Stock markets extended losses, the most speculative assets suffering horribly. “The critical job of making sure elevated prices don’t become entrenched rests with the Federal Reserve, which has a dual mandate: full employment and stable prices,” explained Biden, carefully pre-apportioning blame to the Fed Chairman for the Democrat’s House and Senate losses this coming November.
Powell drifted back to simpler times, in 2018, when his job was easy, but his boss would berate him. “I’m just saying this: I’m very unhappy with the Fed because Obama had zero interest rates,” Trump told the WSJ in October 2018, “Every time we do something great, he raises the interest rates.”
Powell considered how profoundly times had changed. In his 2018 hiking cycle, it took 225bps of rate hikes to tank stocks.
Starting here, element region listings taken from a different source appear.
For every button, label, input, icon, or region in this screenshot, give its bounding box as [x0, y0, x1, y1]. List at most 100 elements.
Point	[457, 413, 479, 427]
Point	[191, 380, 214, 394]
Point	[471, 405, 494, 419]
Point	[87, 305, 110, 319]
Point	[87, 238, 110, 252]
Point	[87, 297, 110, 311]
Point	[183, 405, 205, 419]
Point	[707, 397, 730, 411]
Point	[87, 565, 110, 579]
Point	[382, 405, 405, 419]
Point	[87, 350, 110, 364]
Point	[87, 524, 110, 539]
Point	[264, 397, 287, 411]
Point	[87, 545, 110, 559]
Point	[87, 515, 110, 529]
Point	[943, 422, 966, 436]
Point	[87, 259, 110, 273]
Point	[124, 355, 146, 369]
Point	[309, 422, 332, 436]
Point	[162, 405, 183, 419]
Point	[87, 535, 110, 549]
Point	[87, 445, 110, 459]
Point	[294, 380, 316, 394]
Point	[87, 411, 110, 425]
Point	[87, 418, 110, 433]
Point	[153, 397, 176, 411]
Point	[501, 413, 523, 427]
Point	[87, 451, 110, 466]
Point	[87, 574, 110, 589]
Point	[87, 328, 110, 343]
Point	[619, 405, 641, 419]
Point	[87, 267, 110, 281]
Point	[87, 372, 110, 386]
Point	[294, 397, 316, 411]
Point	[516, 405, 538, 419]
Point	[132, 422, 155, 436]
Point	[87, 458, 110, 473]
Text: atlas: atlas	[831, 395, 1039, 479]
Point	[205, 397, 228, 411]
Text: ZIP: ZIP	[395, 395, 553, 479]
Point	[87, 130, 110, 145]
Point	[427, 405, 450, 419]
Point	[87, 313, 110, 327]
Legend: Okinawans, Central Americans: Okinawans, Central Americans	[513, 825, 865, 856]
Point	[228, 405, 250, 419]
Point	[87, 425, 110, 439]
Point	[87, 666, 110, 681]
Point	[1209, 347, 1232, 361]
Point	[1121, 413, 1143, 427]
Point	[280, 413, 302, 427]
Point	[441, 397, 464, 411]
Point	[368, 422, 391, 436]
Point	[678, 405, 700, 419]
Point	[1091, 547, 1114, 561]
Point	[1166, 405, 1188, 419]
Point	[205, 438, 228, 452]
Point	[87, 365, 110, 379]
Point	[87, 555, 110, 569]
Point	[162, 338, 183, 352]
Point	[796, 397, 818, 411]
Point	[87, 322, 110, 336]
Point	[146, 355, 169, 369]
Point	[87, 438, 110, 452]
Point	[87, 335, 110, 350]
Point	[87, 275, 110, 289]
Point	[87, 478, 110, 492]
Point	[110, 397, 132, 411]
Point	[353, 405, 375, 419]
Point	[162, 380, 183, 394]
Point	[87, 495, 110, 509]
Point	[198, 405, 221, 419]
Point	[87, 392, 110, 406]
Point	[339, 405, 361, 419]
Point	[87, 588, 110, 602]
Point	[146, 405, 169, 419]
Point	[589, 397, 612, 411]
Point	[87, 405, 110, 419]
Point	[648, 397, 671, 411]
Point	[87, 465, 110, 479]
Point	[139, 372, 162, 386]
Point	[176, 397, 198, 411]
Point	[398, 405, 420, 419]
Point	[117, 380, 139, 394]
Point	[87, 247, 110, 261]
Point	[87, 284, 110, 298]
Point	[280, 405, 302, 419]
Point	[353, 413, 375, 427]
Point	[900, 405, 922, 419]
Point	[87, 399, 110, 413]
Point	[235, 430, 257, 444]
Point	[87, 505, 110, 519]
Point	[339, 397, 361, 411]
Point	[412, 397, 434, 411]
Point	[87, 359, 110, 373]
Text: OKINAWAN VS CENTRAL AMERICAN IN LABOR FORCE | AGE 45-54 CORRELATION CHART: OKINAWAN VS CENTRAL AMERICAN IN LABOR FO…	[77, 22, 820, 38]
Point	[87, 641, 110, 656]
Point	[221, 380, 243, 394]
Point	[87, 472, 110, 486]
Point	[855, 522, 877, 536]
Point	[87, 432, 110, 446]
But that was before Covid-19, economic collapse, and vast deficits, funded by the Fed. It was before inequality soared to levels previously undreamed of. Before supply chains were impaired, auto and house prices surged, inflation hit 7%, and real wages contracted.
And it pre-dated the breathtaking hyper-financialization of the US economy, which meant that even talking about rate hikes now produces wild market swings.
Such is the precarious state of financial markets that their prices are falling sharply because the Fed is verbally tightening, even as it is still actually easing. And Powell quietly wondered what his new boss would demand he do, if markets were to plunge, while inflation remains near 40yr highs.